I’ve read several books over the summer, mainly fantasy books, but with a few realistic and historical fiction books and a non-fiction book as well.
One of my fantasy books was The Accidental Hero by Matt Myklusch. In this book, Matt Myklusch’s main character is named “Jack Blank”, with his last name being unknown, because he was raised as an orphan. Jack is a boy who loves comic books about superheroes blowing up zombies, bad guys, aliens, and robots. But one day, a Robo-Zombie from one of his comic books appears in the basement of his Home (St. Barnaby’s Home for the Hopeless, Abandoned, Forgotten, and Lost), and Jack is forced to run for his life, finally destroying the Robo-Zombie by somehow blowing up the generator in the Home’s back yard. Then a mysterious person, Jazen Knight, appears, and brings Jack to the Imagine Nation, which is apparently…Jack’s actual home.
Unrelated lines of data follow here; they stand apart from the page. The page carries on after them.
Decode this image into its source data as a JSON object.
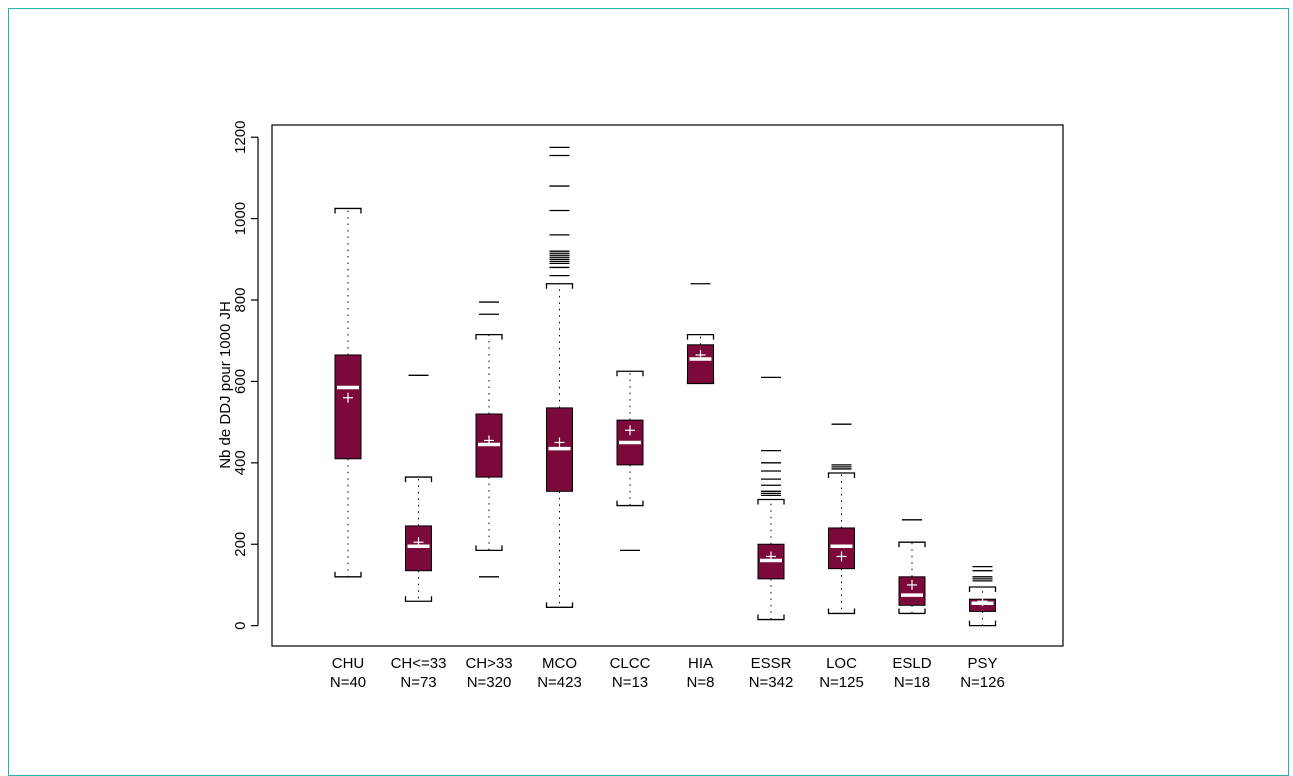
{
  "chart_data": {
    "type": "boxplot",
    "title": "",
    "xlabel": "",
    "ylabel": "Nb de DDJ pour 1000 JH",
    "ylim": [
      -50,
      1230
    ],
    "yticks": [
      0,
      200,
      400,
      600,
      800,
      1000,
      1200
    ],
    "grid": false,
    "box_color": "#7b0a3a",
    "marker_color": "#ffffff",
    "categories": [
      {
        "name": "CHU",
        "n_label": "N=40",
        "whisker_low": 120,
        "q1": 410,
        "median": 585,
        "q3": 665,
        "whisker_high": 1025,
        "mean": 560,
        "outliers": []
      },
      {
        "name": "CH<=33",
        "n_label": "N=73",
        "whisker_low": 60,
        "q1": 135,
        "median": 195,
        "q3": 245,
        "whisker_high": 365,
        "mean": 205,
        "outliers": [
          615
        ]
      },
      {
        "name": "CH>33",
        "n_label": "N=320",
        "whisker_low": 185,
        "q1": 365,
        "median": 445,
        "q3": 520,
        "whisker_high": 715,
        "mean": 455,
        "outliers": [
          120,
          765,
          795
        ]
      },
      {
        "name": "MCO",
        "n_label": "N=423",
        "whisker_low": 45,
        "q1": 330,
        "median": 435,
        "q3": 535,
        "whisker_high": 840,
        "mean": 450,
        "outliers": [
          860,
          880,
          890,
          895,
          900,
          905,
          910,
          915,
          920,
          960,
          1020,
          1080,
          1155,
          1175
        ]
      },
      {
        "name": "CLCC",
        "n_label": "N=13",
        "whisker_low": 295,
        "q1": 395,
        "median": 450,
        "q3": 505,
        "whisker_high": 625,
        "mean": 480,
        "outliers": [
          185
        ]
      },
      {
        "name": "HIA",
        "n_label": "N=8",
        "whisker_low": 595,
        "q1": 595,
        "median": 655,
        "q3": 690,
        "whisker_high": 715,
        "mean": 665,
        "outliers": [
          840
        ]
      },
      {
        "name": "ESSR",
        "n_label": "N=342",
        "whisker_low": 15,
        "q1": 115,
        "median": 160,
        "q3": 200,
        "whisker_high": 310,
        "mean": 170,
        "outliers": [
          320,
          325,
          330,
          345,
          360,
          380,
          400,
          430,
          610
        ]
      },
      {
        "name": "LOC",
        "n_label": "N=125",
        "whisker_low": 30,
        "q1": 140,
        "median": 195,
        "q3": 240,
        "whisker_high": 375,
        "mean": 170,
        "outliers": [
          385,
          390,
          395,
          495
        ]
      },
      {
        "name": "ESLD",
        "n_label": "N=18",
        "whisker_low": 30,
        "q1": 50,
        "median": 75,
        "q3": 120,
        "whisker_high": 205,
        "mean": 100,
        "outliers": [
          260
        ]
      },
      {
        "name": "PSY",
        "n_label": "N=126",
        "whisker_low": 0,
        "q1": 35,
        "median": 55,
        "q3": 65,
        "whisker_high": 95,
        "mean": 60,
        "outliers": [
          110,
          115,
          120,
          135,
          145
        ]
      }
    ]
  }
}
What this book reveals about me is that I’m the sort of person who doesn’t really “Live by the book”, meaning that I don’t always take notice or follow rules, because life doesn’t follow rules. Imagination is probably the main theme in this book, since most of the things that happen in the story is simply made up, such as shooting energy balls from your hands, but some of them are also existing theories, such as alien life on other planets. Even though there are many rules in life, from not swearing while you’re a little kid to not committing any acts of violence and/or murder, with consequences for all rules if they are broken. Rather like the Percy Jackson series, this book is written in the present time period, except with many made-up parts added on, which requires imagination to make up.
To visit the website for The Accidental Hero, click here.
Another book I’ve read this summer is Ranger’s Apprentice #10: The Emperor of Nihon-Ja, a Historical-Fiction book written by John Flanagan. In this book, the main character, Will, is concerned for his friend Horace, who has been missing for months on a diplomatic trip to the court of Nihon-Ja. When Will travels there with several of his companions, he discovers that Horace has been embroiled in Nihon-Jan politics, by helping the rightful emperor escape from an usurper’s uprising. Will and his friends eventually meet up with Horace, but then they are faced with another problem: How to turn a group of farmers and field workers into a fighting force to defeat the usurper and his highly trained army.
What this book reveals about me is that I think anything is possible, such as turning a group of farmers into a fighting force strong enough to defeat an army of highly trained warriors. Likewise, life does have it’s limits, but it’s up to you to decide what those limits are. For example, in the situation of this book, some people may have given up at the very thought of defeating a highly trained army, but others would be willing to push on, and find out that they can succeed if they try hard enough. To put it simply, if you are determined enough, and you also have some knowledge, imagination, and creativity, you can overcome any problem that may stand in your way, even ones that may seem impossible at first glance.
To visit the website for Ranger’s Apprentice, click here.
Yet another book I’ve read over the summer is Half-Moon Investigations, a Realistic-Fiction book written by Eoin Colfer. This book is about a Primary School student called Fletcher Moon (although other students call him Half-Moon), who is actually a fully qualified private investigator, with a real detective’s badge to prove it. Soon after the beginning of the book, Fletcher is attacked by a mysterious stranger in his backyard during the night with a golf club, and he later finds out that the force of being hit by the club left three letters indented in his skin: R.E.D, or in other words, Red Sharkey, who seems to be the prime suspect. But then the leader of the Sharkeys (aka Red’s dad) hears about Flectcher reporting that Red attacked him, and orders Fletcher and Red to solve the case and prove them innocent. But along the way, the find out clues that other people have been stolen from, and they all have something in common, but even more disturbing is that the attacker apparently has a 50-centimeter long footprint.
What this book reveals about me is that I think that there is always a way to solve a case, no matter what the case may be, and that evidence can be found everywhere, even if being attacked with a club is your evidence, which is what happened to Fletcher in this book. It’s just a matter of how conclusive the evidence is. There will almost always be a time in your life when you are framed for something, even if it’s when you’re a kid: “He took my crayon!” And whenever that time comes by, you will need a way to prove that you’re not the criminal and that you’re innocent. Unless, of course, you are the criminal and whoever framed you was correct. In my opinion, the main theme in this book is either knowledge or creativity/improvisation; maybe a combination of both. I chose knowledge because you will need knowledge to solve a case and prove somebody innocent or guilty, and you will need creativity and improvisation to help solve the case when knowledge simply isn’t enough.